Managing this pandemic is a lot like managing a flood in a controlled watershed. The engineers can only let a certain amount of water through control points at any time without unleashing total disaster.

In the case of the pandemic, though, we have the advantage of being able to slow the rate of snow melt in the mountains by slowing the rate of infections. That is the point of the behavioral restrictions, so we don’t have more COVID-19 cases than a hospital can handle. We don’t want to flood out and totally destroy the medical system. The behavioral practices are succeeding. The daily rate of new cases is slowing. Still, many medical systems have not returned to being able to also do the surgeries and other treatments we want them to do.
I don’t think all of our leaders are reinforcing the gains enough with certain parts of our society.
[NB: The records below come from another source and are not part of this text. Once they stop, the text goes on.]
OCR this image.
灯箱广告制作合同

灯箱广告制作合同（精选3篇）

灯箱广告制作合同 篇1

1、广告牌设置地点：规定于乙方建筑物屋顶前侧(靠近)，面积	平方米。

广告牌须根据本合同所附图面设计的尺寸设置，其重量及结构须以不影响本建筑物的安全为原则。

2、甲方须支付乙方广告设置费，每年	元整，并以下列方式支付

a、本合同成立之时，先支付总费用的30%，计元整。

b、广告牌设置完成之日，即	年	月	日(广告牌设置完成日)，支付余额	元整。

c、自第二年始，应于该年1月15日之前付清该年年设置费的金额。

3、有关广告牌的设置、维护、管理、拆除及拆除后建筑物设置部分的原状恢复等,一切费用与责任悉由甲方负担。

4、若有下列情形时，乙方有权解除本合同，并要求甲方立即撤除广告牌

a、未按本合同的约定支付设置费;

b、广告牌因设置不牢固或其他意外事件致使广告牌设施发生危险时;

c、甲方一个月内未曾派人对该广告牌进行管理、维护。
Too many of us are losing site of the goal and the progress. They are only seeing the suffering that is being caused by the behavioral restrictions and want it to end. Too many are beginning to feel that continuing the restrictions is becoming pointless. Some of them are now taking to the streets and pressuring decision makers.
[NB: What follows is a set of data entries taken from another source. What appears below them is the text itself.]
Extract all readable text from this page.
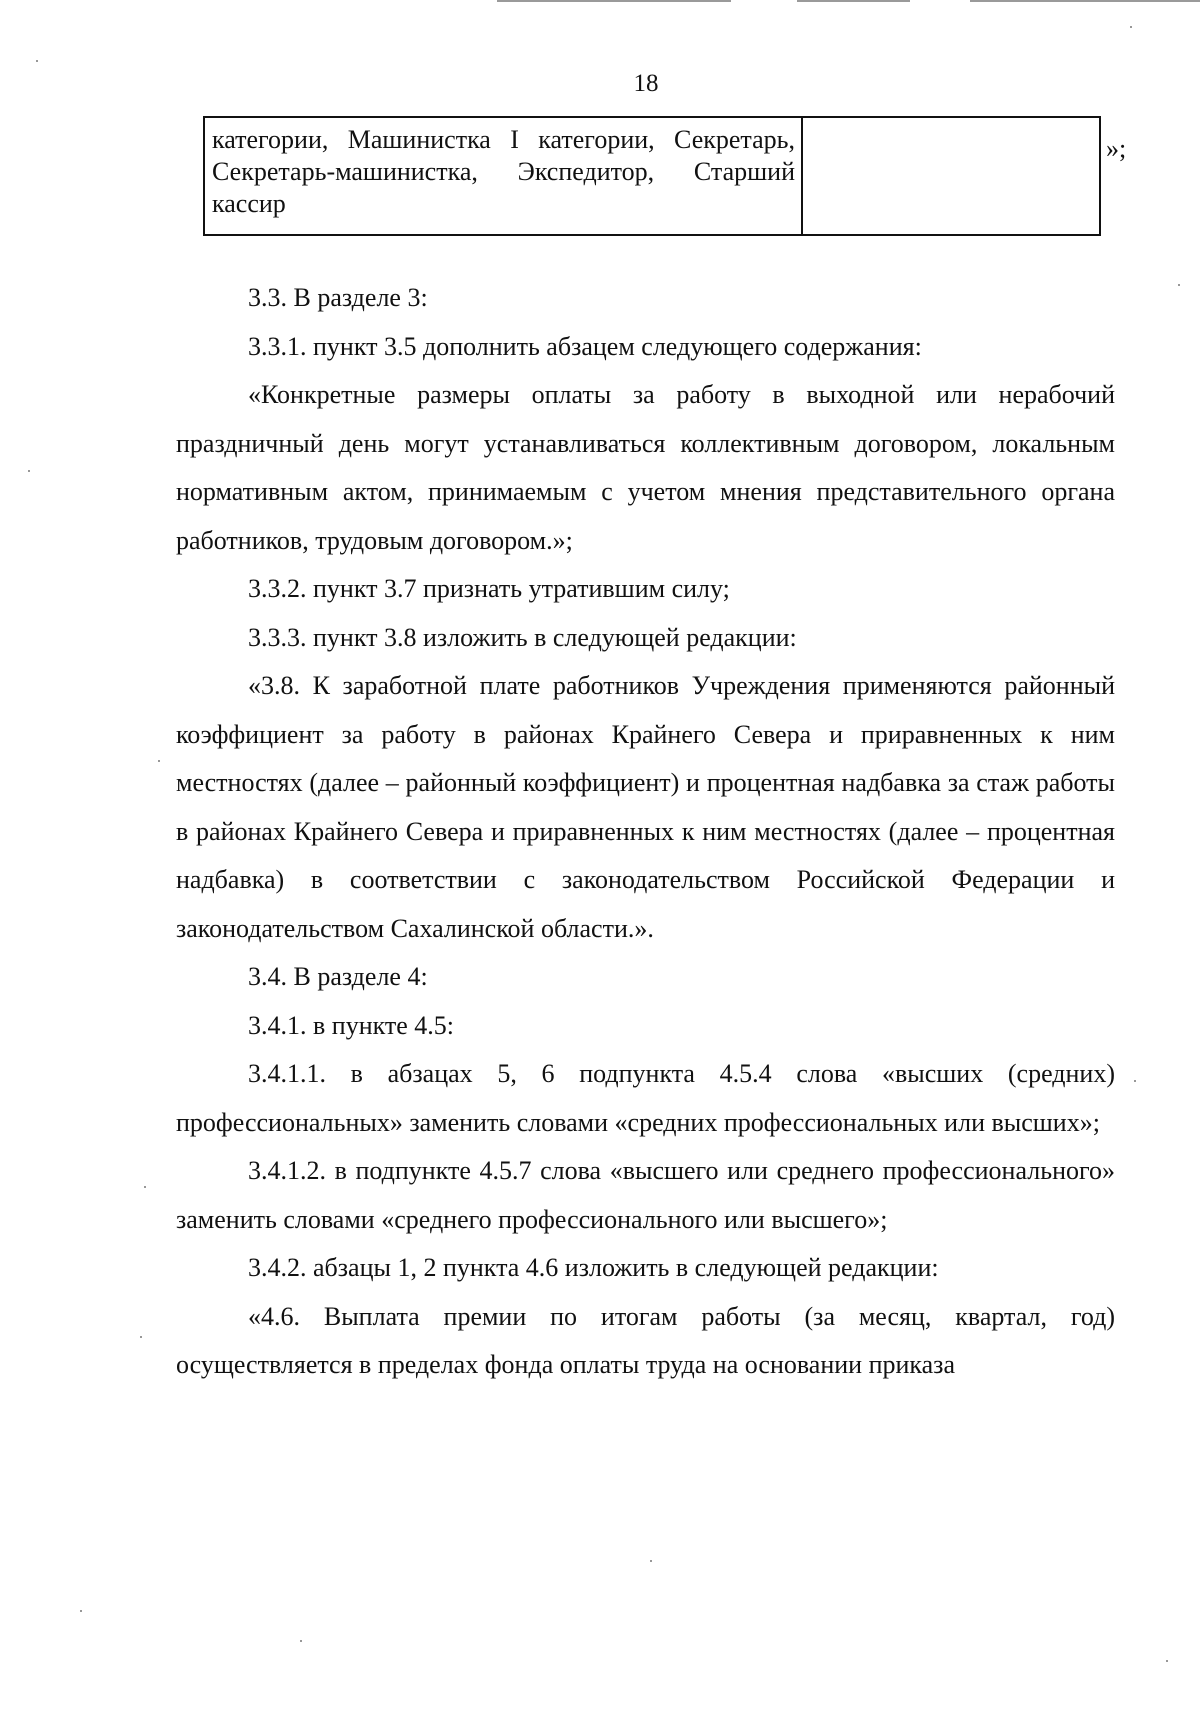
18
категории, Машинистка I категории, Секретарь,
Секретарь-машинистка, Экспедитор, Старший
кассир
»;

3.3. В разделе 3:

3.3.1. пункт 3.5 дополнить абзацем следующего содержания:

«Конкретные размеры оплаты за работу в выходной или нерабочий праздничный день могут устанавливаться коллективным договором, локальным нормативным актом, принимаемым с учетом мнения представительного органа работников, трудовым договором.»;

3.3.2. пункт 3.7 признать утратившим силу;

3.3.3. пункт 3.8 изложить в следующей редакции:

«3.8. К заработной плате работников Учреждения применяются районный коэффициент за работу в районах Крайнего Севера и приравненных к ним местностях (далее – районный коэффициент) и процентная надбавка за стаж работы в районах Крайнего Севера и приравненных к ним местностях (далее – процентная надбавка) в соответствии с законодательством Российской Федерации и законодательством Сахалинской области.».

3.4. В разделе 4:

3.4.1. в пункте 4.5:

3.4.1.1. в абзацах 5, 6 подпункта 4.5.4 слова «высших (средних) профессиональных» заменить словами «средних профессиональных или высших»;

3.4.1.2. в подпункте 4.5.7 слова «высшего или среднего профессионального» заменить словами «среднего профессионального или высшего»;

3.4.2. абзацы 1, 2 пункта 4.6 изложить в следующей редакции:

«4.6. Выплата премии по итогам работы (за месяц, квартал, год) осуществляется в пределах фонда оплаты труда на основании приказа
Part of what is happening psychologically is also that people are losing the big picture. That happens when the brain is under stress. It can’t take in as much information. Physically, we actually lose peripheral vision when under stress. The brain has to protect itself from being overwhelmed with information, so it blocks things out. The focus then becomes on what is most immediate. That is when we need each other’s help to keep perspective.